Poi è vero che il Signore non abita in costruzioni, che siano belle e artistiche come le nostre chiese o siano povere come una cappella appena messa su di legno, di lamiere o un capannone non meglio identificato, è vero il Signore vuole abitare nel nostro cuore e allora ecco che è attraverso la parola di Dio, è attraverso i sacramenti, è attraverso l’aiuto reciproco, è attraverso la testimonianza che ci si dà gli uni gli altri che si diventa casa di Dio.

Il vangelo però continua dicendo che "Pietro non sapeva quello che diceva", perchè bisogna scendere, bisogna riprendere la strada di ogni giorno.

Come sappiamo se la nostra fede è vera, come sappiamo se la nostra preghiera è bella, se è stata utile. Come sappiamo se la parola del Signore ha portato frutto nella nostra vita? Per tutto questo servono momenti di incontro, servono momenti di preghiera, servono i momenti di meditazione della parola del Signore, servono i momenti di formazione: e sono questi che ci devono buttare fuori dalle nostre chiese e devono invitarci a metterci al servizio degli altri.

Nei villaggi in Costa d’Avorio i capi villaggio musulmani o pagani tante volte mi dicevano: "A me non interessa niente del tuo Gesù, però sono contento che i cristiani siano qui perché sono un esempio per tutti noi e se c’è bisogno di qualcuno per fare un lavoro per il villaggio, ecco sono i primi a presentarsi, se c’è bisogno di costruire la scuola sono i primi a pensarci, se c’è bisogno di scavare un pozzo sono i primi a darsi da fare, se c’è qualcuno che dà testimonianza, ecco sono loro"

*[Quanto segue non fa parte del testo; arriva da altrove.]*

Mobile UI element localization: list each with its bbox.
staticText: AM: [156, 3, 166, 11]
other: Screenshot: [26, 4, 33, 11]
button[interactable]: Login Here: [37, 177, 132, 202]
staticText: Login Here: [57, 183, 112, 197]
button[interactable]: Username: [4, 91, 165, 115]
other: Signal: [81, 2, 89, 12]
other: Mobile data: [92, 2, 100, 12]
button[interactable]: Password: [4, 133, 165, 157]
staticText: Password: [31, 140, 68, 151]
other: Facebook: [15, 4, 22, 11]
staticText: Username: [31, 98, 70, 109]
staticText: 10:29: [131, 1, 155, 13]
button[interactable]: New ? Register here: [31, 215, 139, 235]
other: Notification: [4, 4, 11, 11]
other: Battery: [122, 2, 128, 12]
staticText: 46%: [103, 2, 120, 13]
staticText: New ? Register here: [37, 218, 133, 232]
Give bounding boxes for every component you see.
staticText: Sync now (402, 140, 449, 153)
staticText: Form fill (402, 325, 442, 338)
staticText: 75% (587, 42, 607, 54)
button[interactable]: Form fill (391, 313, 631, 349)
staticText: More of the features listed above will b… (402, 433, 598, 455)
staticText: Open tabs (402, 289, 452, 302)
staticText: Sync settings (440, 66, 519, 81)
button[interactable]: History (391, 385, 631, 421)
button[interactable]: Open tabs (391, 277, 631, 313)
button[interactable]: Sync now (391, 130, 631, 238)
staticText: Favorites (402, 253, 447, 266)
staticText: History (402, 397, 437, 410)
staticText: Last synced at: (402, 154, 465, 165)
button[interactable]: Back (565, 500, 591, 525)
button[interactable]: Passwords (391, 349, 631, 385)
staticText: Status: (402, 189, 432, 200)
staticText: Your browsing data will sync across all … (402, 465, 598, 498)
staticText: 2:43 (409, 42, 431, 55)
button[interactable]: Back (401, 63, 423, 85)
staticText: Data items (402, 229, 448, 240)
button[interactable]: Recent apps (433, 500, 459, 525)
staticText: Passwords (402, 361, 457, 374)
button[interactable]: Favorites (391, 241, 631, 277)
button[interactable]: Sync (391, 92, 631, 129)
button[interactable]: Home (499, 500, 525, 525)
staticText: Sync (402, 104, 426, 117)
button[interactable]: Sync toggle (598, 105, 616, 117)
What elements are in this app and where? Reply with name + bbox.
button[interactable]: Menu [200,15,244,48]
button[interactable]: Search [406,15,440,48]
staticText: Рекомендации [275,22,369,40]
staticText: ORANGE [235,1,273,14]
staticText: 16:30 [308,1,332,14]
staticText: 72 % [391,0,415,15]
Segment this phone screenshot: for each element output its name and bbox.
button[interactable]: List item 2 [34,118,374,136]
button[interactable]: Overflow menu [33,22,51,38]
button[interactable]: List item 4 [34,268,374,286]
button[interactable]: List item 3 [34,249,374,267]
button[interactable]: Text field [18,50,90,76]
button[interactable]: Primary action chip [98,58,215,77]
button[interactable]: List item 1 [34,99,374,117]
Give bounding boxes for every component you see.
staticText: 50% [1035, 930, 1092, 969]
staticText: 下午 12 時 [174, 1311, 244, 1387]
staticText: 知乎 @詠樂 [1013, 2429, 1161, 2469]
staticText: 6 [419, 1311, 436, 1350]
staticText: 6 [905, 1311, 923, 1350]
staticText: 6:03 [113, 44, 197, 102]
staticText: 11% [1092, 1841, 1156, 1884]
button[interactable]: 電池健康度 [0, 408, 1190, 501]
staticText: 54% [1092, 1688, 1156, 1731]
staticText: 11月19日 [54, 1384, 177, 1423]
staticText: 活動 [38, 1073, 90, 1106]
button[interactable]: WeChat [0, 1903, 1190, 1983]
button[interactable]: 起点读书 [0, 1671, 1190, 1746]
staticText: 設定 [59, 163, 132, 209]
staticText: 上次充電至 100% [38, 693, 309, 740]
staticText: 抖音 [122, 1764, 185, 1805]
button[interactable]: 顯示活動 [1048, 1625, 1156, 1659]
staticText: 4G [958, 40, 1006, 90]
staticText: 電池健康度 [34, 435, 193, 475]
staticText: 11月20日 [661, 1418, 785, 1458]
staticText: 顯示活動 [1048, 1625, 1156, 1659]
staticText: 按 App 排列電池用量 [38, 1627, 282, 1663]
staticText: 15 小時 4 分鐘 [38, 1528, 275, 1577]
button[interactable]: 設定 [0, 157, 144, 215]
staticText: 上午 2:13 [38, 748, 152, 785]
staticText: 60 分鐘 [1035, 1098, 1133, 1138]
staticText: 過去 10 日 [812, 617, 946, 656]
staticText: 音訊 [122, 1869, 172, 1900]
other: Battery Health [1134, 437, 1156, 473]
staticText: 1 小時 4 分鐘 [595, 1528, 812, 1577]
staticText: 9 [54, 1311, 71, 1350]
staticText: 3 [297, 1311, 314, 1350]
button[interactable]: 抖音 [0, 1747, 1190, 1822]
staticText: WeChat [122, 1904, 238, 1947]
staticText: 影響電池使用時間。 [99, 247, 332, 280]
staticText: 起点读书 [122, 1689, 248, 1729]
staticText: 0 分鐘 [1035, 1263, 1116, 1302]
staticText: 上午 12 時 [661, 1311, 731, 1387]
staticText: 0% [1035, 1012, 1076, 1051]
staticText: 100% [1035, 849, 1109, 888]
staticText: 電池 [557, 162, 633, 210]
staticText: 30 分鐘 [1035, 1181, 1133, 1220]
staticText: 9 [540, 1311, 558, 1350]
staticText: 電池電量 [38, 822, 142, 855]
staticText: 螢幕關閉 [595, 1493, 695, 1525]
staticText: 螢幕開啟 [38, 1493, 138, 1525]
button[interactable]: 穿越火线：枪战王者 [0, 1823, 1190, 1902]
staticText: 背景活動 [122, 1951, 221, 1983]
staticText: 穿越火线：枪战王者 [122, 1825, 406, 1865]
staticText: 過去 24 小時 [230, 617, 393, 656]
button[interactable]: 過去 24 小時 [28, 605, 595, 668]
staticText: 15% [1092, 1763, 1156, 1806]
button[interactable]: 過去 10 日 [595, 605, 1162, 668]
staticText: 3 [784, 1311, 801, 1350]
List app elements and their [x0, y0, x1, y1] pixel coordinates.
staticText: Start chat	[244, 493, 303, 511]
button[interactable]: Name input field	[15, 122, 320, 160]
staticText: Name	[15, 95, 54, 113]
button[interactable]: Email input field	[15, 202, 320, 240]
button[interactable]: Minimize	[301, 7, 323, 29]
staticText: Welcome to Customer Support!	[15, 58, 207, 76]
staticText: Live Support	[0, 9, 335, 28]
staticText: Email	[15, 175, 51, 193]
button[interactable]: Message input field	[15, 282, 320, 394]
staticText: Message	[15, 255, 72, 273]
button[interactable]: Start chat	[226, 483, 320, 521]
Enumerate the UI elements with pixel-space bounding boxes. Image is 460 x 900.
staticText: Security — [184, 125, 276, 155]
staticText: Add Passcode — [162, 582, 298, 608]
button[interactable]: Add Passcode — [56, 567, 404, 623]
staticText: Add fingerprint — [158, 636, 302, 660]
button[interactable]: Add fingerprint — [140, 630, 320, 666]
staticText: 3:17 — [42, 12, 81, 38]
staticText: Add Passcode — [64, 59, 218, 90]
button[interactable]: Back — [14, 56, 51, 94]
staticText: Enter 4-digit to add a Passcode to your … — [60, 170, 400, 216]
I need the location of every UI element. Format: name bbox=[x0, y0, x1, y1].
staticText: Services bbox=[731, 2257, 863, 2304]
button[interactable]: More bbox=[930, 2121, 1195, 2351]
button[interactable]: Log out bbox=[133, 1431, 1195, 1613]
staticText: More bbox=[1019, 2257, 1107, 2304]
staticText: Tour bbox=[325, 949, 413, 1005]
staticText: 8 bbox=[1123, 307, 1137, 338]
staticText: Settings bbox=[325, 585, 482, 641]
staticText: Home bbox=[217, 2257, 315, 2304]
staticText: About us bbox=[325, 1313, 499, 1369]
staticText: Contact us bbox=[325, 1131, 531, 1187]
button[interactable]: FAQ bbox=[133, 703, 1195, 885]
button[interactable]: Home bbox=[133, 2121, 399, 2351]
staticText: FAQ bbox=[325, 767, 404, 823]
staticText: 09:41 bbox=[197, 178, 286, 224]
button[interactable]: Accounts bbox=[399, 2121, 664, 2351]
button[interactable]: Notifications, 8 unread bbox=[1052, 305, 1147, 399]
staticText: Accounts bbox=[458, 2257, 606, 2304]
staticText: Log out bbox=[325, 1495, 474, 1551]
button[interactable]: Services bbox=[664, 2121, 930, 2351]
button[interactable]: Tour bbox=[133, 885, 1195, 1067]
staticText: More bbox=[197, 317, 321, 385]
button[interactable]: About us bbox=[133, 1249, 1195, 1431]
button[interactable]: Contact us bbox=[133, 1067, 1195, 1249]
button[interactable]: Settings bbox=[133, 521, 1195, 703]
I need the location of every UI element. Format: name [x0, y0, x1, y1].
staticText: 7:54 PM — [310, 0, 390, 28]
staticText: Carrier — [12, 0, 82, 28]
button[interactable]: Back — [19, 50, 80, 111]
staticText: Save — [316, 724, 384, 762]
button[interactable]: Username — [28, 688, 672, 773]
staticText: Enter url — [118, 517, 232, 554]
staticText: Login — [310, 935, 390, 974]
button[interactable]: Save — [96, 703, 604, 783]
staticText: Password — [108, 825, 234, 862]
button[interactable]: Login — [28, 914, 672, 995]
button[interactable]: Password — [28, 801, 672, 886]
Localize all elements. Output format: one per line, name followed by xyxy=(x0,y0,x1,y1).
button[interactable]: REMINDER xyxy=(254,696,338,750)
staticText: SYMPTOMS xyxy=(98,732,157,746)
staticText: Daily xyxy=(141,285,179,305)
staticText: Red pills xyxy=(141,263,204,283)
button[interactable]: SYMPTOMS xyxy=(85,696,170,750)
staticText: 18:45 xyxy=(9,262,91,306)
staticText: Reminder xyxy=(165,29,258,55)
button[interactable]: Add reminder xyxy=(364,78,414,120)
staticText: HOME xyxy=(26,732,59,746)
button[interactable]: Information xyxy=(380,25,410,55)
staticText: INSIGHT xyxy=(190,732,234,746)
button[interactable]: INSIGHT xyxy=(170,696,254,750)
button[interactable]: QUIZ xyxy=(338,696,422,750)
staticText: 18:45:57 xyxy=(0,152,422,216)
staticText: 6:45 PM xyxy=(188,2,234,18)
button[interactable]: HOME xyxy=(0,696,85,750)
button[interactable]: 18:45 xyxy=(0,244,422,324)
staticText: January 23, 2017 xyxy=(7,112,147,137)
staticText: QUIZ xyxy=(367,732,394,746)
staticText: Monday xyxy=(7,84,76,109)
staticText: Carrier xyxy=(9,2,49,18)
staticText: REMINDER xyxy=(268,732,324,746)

Quante volte chiedendo a uno "Perché tu vuoi farti cristiano?" La risposta non era mai purtroppo "Ho sentito una predica", nemmeno "ho letto la Bibbia o il vangelo,e mi sono convertito" Era sempre: "Ho visto la vita dei miei fratelli che da quando seguono Gesù sono cambiati. Anch’io voglio essere come loro".

Ecco la parola che trasfigura i cuori.

Che questa quaresima aiuti anche noi, trasfiguri la nostra vita, ci faccia scoprire proprio guardando all’esempio delle giovani Chiese la bellezza del nostro essere cristiani.

Noi guardiamo l’orologio e diciamo "Che barba venire a Messa" mentre lì tu vedi la gente che è felice di cantare, di danzare per il Suo Signore.

Noi diciamo "Che barba questa parola di Dio" e lì tu vedi della gente che dice: "Che bella questa Parola, proviamo a viverla questa settimana. Bisogna cercare di trovare Dio nella preghiera".

Noi diciamo "Uffa, questa Chiesa che ci impone, che blocca, che dice sempre no" mentre c’è qualcuno che dice "Che bello appartenere a questa famiglia che difende la vita, che difende anche i diritti di noi poveri, di noi che non contiamo nulla".

Ecco il Signore ci aiuti a lasciare che il suo volto risplenda anche nella nostra vita e ci sproni a fare, a vedere , a riconoscere il suo volto anche sul volto trasfigurato di tanti nostri fratelli che tante volte dimentichiamo e a cui preferiamo non pensare.